Combination variability is used in breeding to obtain more valuable in the economic value of complexes of hereditary traits. So, the phenomena of increasing vitality, heterosis, growth rate and other properties are used in the process of hybridization between representatives of different varieties or subspecies, which, in turn, causes a definite and significant economic effect. The opposite result is observed when closely related crossing (inbreeding) - the connection of organisms with common ancestors. This kind of origin increases the likelihood of the presence of identical alleles of genes. Consequently, the risk of homozygous organisms increases. The highest degree of closely related crossbreeding is observed during self-pollination in plants, as well as self-fertilization in animals. At the same time, homozygosity increases the likelihood of manifestation of allelic genes of the recessive type. Their mutagenic changes provoke the appearance of organisms with different hereditary anomalies.
Medical Genetic Counseling
The results obtained in the study of combinational variability are actively used in predicting offspring and explaining the meaning of genetic risks.
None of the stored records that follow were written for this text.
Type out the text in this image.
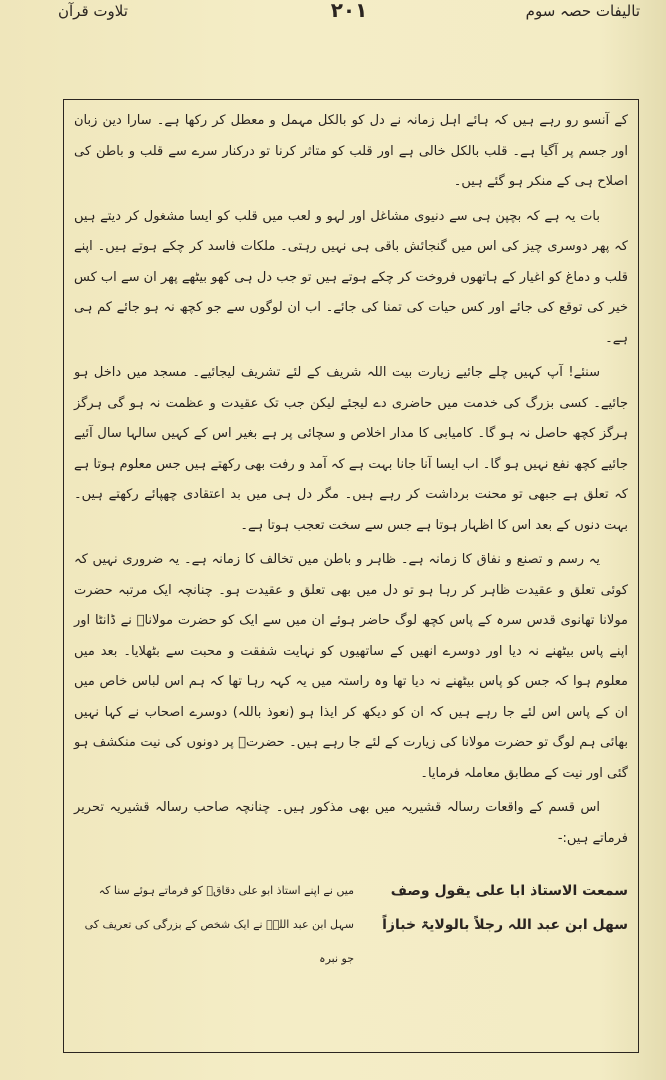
تلاوت قرآن	۲۰۱	تالیفات حصہ سوم

کے آنسو رو رہے ہیں کہ ہائے اہل زمانہ نے دل کو بالکل مہمل و معطل کر رکھا ہے۔ سارا دین زبان اور جسم پر آگیا ہے۔ قلب بالکل خالی ہے اور قلب کو متاثر کرنا تو درکنار سرے سے قلب و باطن کی اصلاح ہی کے منکر ہو گئے ہیں۔

بات یہ ہے کہ بچپن ہی سے دنیوی مشاغل اور لہو و لعب میں قلب کو ایسا مشغول کر دیتے ہیں کہ پھر دوسری چیز کی اس میں گنجائش باقی ہی نہیں رہتی۔ ملکات فاسد کر چکے ہوتے ہیں۔ اپنے قلب و دماغ کو اغیار کے ہاتھوں فروخت کر چکے ہوتے ہیں تو جب دل ہی کھو بیٹھے پھر ان سے اب کس خیر کی توقع کی جائے اور کس حیات کی تمنا کی جائے۔ اب ان لوگوں سے جو کچھ نہ ہو جائے کم ہی ہے۔

سنئے! آپ کہیں چلے جائیے زیارت بیت اللہ شریف کے لئے تشریف لیجائیے۔ مسجد میں داخل ہو جائیے۔ کسی بزرگ کی خدمت میں حاضری دے لیجئے لیکن جب تک عقیدت و عظمت نہ ہو گی ہرگز ہرگز کچھ حاصل نہ ہو گا۔ کامیابی کا مدار اخلاص و سچائی پر ہے بغیر اس کے کہیں سالہا سال آئیے جائیے کچھ نفع نہیں ہو گا۔ اب ایسا آنا جانا بہت ہے کہ آمد و رفت بھی رکھتے ہیں جس معلوم ہوتا ہے کہ تعلق ہے جبھی تو محنت برداشت کر رہے ہیں۔ مگر دل ہی میں بد اعتقادی چھپائے رکھتے ہیں۔ بہت دنوں کے بعد اس کا اظہار ہوتا ہے جس سے سخت تعجب ہوتا ہے۔

یہ رسم و تصنع و نفاق کا زمانہ ہے۔ ظاہر و باطن میں تخالف کا زمانہ ہے۔ یہ ضروری نہیں کہ کوئی تعلق و عقیدت ظاہر کر رہا ہو تو دل میں بھی تعلق و عقیدت ہو۔ چنانچہ ایک مرتبہ حضرت مولانا تھانوی قدس سرہ کے پاس کچھ لوگ حاضر ہوئے ان میں سے ایک کو حضرت مولاناؒ نے ڈانٹا اور اپنے پاس بیٹھنے نہ دیا اور دوسرے انھیں کے ساتھیوں کو نہایت شفقت و محبت سے بٹھلایا۔ بعد میں معلوم ہوا کہ جس کو پاس بیٹھنے نہ دیا تھا وہ راستہ میں یہ کہہ رہا تھا کہ ہم اس لباس خاص میں ان کے پاس اس لئے جا رہے ہیں کہ ان کو دیکھ کر ایذا ہو (نعوذ باللہ) دوسرے اصحاب نے کہا نہیں بھائی ہم لوگ تو حضرت مولانا کی زیارت کے لئے جا رہے ہیں۔ حضرتؒ پر دونوں کی نیت منکشف ہو گئی اور نیت کے مطابق معاملہ فرمایا۔

اس قسم کے واقعات رسالہ قشیریہ میں بھی مذکور ہیں۔ چنانچہ صاحب رسالہ قشیریہ تحریر فرماتے ہیں:-

سمعت الاستاذ ابا علی یقول وصف
سھل ابن عبد اللہ رجلاً بالولایۃ خبازاً
میں نے اپنے استاذ ابو علی دقاقؒ کو فرماتے ہوئے سنا کہ
سہل ابن عبد اللہؒ نے ایک شخص کے بزرگی کی تعریف کی جو نبرہ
In the process of advising future spouses, it is used to establish the possible presence of each individual alleles that have passed from the same ancestor and are of identical origin. In this case, the coefficient of relationship. It is expressed in fractions of a unit. For homozygous twins, the coefficient is 1, for children and parents, sisters and brothers - 1/2, for nephew and uncle, grandson and grandfather - 1/4, for second cousins and brothers - 1/32, for cousins - 1/8.
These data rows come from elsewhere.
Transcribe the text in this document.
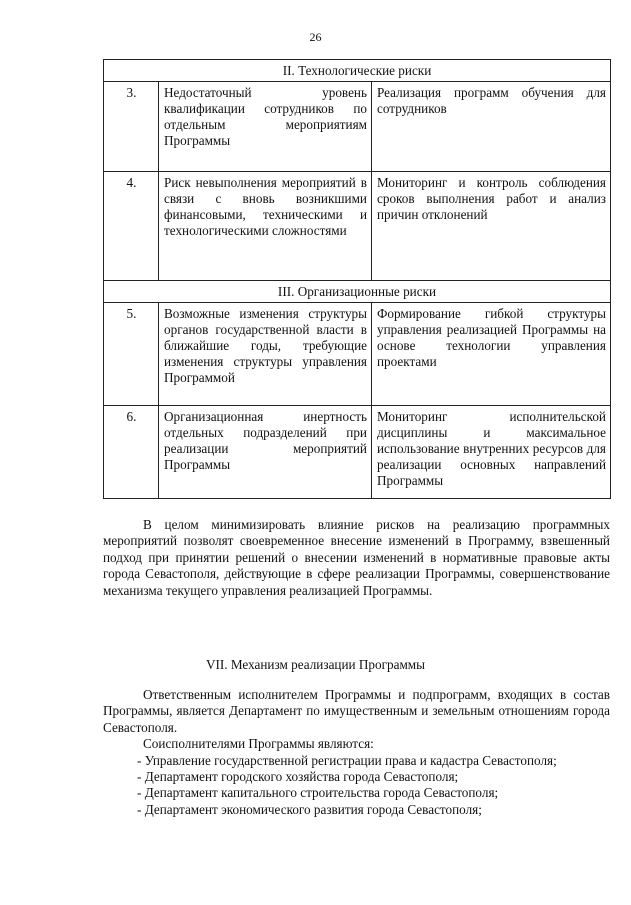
26
II. Технологические риски		
3.	Недостаточный уровень квалификации сотрудников по отдельным мероприятиям Программы	Реализация программ обучения для сотрудников
4.	Риск невыполнения мероприятий в связи с вновь возникшими финансовыми, техническими и технологическими сложностями	Мониторинг и контроль соблюдения сроков выполнения работ и анализ причин отклонений
III. Организационные риски		
5.	Возможные изменения структуры органов государственной власти в ближайшие годы, требующие изменения структуры управления Программой	Формирование гибкой структуры управления реализацией Программы на основе технологии управления проектами
6.	Организационная инертность отдельных подразделений при реализации мероприятий Программы	Мониторинг исполнительской дисциплины и максимальное использование внутренних ресурсов для реализации основных направлений Программы

В целом минимизировать влияние рисков на реализацию программных мероприятий позволят своевременное внесение изменений в Программу, взвешенный подход при принятии решений о внесении изменений в нормативные правовые акты города Севастополя, действующие в сфере реализации Программы, совершенствование механизма текущего управления реализацией Программы.

VII. Механизм реализации Программы

Ответственным исполнителем Программы и подпрограмм, входящих в состав Программы, является Департамент по имущественным и земельным отношениям города Севастополя.

Соисполнителями Программы являются:

- Управление государственной регистрации права и кадастра Севастополя;

- Департамент городского хозяйства города Севастополя;

- Департамент капитального строительства города Севастополя;

- Департамент экономического развития города Севастополя;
Consider the flower "night beauty." He has a gene of petals of red (A) and white (a) color. The organism Aa petals have a pink color. The flower does not have the original pink gene. It appears in the process of combining white and red elements. One more example. A person has sickle cell anemia. Death is aa, and AA is the norm. Sickle cell anemia is AA. With this pathology, a person is not able to endure physical exertion. But at the same time he is not sick with malaria, that is, the causative agent of this disease - Plasmodium - cannot consume the wrong hemoglobin.This feature is significant in the equatorial belt. This combinational variability appears with a combination of genes a and A.
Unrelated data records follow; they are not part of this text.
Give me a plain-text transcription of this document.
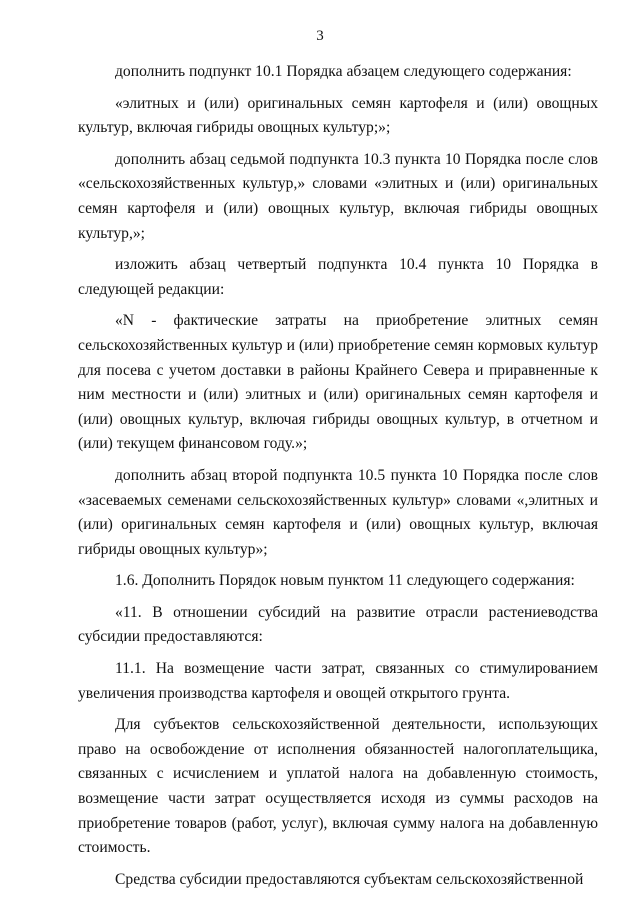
3

дополнить подпункт 10.1 Порядка абзацем следующего содержания:

«элитных и (или) оригинальных семян картофеля и (или) овощных культур, включая гибриды овощных культур;»;

дополнить абзац седьмой подпункта 10.3 пункта 10 Порядка после слов «сельскохозяйственных культур,» словами «элитных и (или) оригинальных семян картофеля и (или) овощных культур, включая гибриды овощных культур,»;

изложить абзац четвертый подпункта 10.4 пункта 10 Порядка в следующей редакции:

«N - фактические затраты на приобретение элитных семян сельскохозяйственных культур и (или) приобретение семян кормовых культур для посева с учетом доставки в районы Крайнего Севера и приравненные к ним местности и (или) элитных и (или) оригинальных семян картофеля и (или) овощных культур, включая гибриды овощных культур, в отчетном и (или) текущем финансовом году.»;

дополнить абзац второй подпункта 10.5 пункта 10 Порядка после слов «засеваемых семенами сельскохозяйственных культур» словами «,элитных и (или) оригинальных семян картофеля и (или) овощных культур, включая гибриды овощных культур»;

1.6. Дополнить Порядок новым пунктом 11 следующего содержания:

«11. В отношении субсидий на развитие отрасли растениеводства субсидии предоставляются:

11.1. На возмещение части затрат, связанных со стимулированием увеличения производства картофеля и овощей открытого грунта.

Для субъектов сельскохозяйственной деятельности, использующих право на освобождение от исполнения обязанностей налогоплательщика, связанных с исчислением и уплатой налога на добавленную стоимость, возмещение части затрат осуществляется исходя из суммы расходов на приобретение товаров (работ, услуг), включая сумму налога на добавленную стоимость.

Средства субсидии предоставляются субъектам сельскохозяйственной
Some occurring mutations begin to coexist with others, to be part of genotypes. In other words, many allelic combinations appear. For any individual characteristic of genetic uniqueness. The only exceptions are identical twins and individuals, which resulted from asexual reproduction in a clone that has one cage as an ancestor. If we assume that for each pair of homologous chromosomes there is only one pair of allele genes, then for a person whose haploid set is 23, the number of possible genotypes can be 3 to the 23rd degree. This colossal number is 20 times the population of the Earth. But in reality, the difference between homologous chromosomes takes place on several genes. The calculations do not take into account the phenomenon of crossing over. In this regard, the number of probable genotypes is expressed in astronomical numbers, and it can be said with certainty that the appearance of two completely identical people is impossible in practice.The exceptions are identical twins that have emerged from a single egg. All this makes it possible to reliably determine the identity of the remnants of living tissue and to refute / confirm paternity / motherhood.